J Clin Med. 2022 Feb 16;11(4):1028. doi: 10.3390/jcm11041028.

Abstract

Background: The diagnostic criteria for disseminated intravascular coagulation (DIC) vary and are complicated and the cut-off values are different. Simple and quick diagnostic criteria for DIC are required in physicians for critical care.

Material and methods: Platelet counts, prothrombin time-international normalized ratio (PT-INR) and D-dimer levels were examined in 1293 critical ill patients. Adequate cut-off values of these parameters were determined and a quick DIC score using these biomarkers was proposed. The quick DIC score was evaluated using a receiver operating characteristic (ROC) analysis.
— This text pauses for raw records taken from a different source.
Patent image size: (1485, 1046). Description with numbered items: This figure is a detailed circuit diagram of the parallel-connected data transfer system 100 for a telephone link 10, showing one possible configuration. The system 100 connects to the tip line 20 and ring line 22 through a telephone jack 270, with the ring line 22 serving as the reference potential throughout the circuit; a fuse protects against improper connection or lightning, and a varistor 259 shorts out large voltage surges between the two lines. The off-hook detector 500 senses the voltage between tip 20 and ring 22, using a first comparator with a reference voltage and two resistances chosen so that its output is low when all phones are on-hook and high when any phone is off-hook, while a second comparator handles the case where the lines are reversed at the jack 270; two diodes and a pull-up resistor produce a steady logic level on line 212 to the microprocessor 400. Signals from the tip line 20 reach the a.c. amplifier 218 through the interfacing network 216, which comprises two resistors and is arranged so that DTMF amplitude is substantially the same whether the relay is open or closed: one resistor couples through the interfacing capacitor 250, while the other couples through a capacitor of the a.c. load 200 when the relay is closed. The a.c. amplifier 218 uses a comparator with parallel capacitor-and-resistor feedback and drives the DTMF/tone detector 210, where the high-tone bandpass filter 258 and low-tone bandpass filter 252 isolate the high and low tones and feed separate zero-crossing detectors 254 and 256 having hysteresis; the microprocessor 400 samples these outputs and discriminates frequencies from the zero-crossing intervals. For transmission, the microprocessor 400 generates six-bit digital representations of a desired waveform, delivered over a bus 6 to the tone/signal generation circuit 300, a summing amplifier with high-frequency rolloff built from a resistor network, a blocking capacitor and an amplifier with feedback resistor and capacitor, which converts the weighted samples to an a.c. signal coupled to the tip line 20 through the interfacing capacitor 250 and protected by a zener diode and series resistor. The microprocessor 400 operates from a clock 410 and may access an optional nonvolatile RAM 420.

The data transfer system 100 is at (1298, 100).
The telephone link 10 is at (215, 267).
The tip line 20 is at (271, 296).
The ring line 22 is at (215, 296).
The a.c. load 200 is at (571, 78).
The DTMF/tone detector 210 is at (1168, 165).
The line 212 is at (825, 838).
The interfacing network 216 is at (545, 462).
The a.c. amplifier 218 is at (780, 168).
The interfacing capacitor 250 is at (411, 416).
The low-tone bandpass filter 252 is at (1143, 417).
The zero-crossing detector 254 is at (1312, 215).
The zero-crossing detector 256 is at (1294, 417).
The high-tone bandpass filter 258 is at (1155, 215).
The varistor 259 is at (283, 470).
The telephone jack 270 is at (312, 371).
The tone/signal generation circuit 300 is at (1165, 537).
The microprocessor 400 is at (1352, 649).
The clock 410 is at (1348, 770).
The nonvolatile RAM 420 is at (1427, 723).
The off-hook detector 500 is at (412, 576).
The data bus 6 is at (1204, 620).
Results: Using the Japanese Ministry of Health, Labor and Welfare diagnostic criteria, 70 and 109 patients were diagnosed with DIC and pre-DIC, respectively. The ROC analysis of factors difference between DIC and non-DIC, revealed the following cut-off values: PT-INR, 1.20; platelet count, 12.0 × 1010/L and D-dimer, 10.0 μg/mL. Based on the above results, the quick DIC score system was proposed. All patients with DIC had a quick DIC score of 3, 4 or 5, and 85.3% of the patients with pre-DIC had a quick DIC score of ≥3 points. All patients with pre-DIC had a score of ≥2 points. In the ROC analysis, the area under the curve was 0.997 for DIC vs. non-DIC, and 0.984 for pre-DIC + DIC vs. non-DIC, and the cut-off value was 3 points for DIC and 2 points for DIC + pre-DIC. The quick DIC scores of non-survivors were significantly higher than those of survivors.

Conclusions: The Quick DIC score system is a simple and useful tool that can be used for the diagnosis of DIC and pre-DIC. Further evaluation of the quick DIC score system in a large-scale study is required.

Keywords: D-dimer; DIC; PT-INR; diagnosis; platelet count.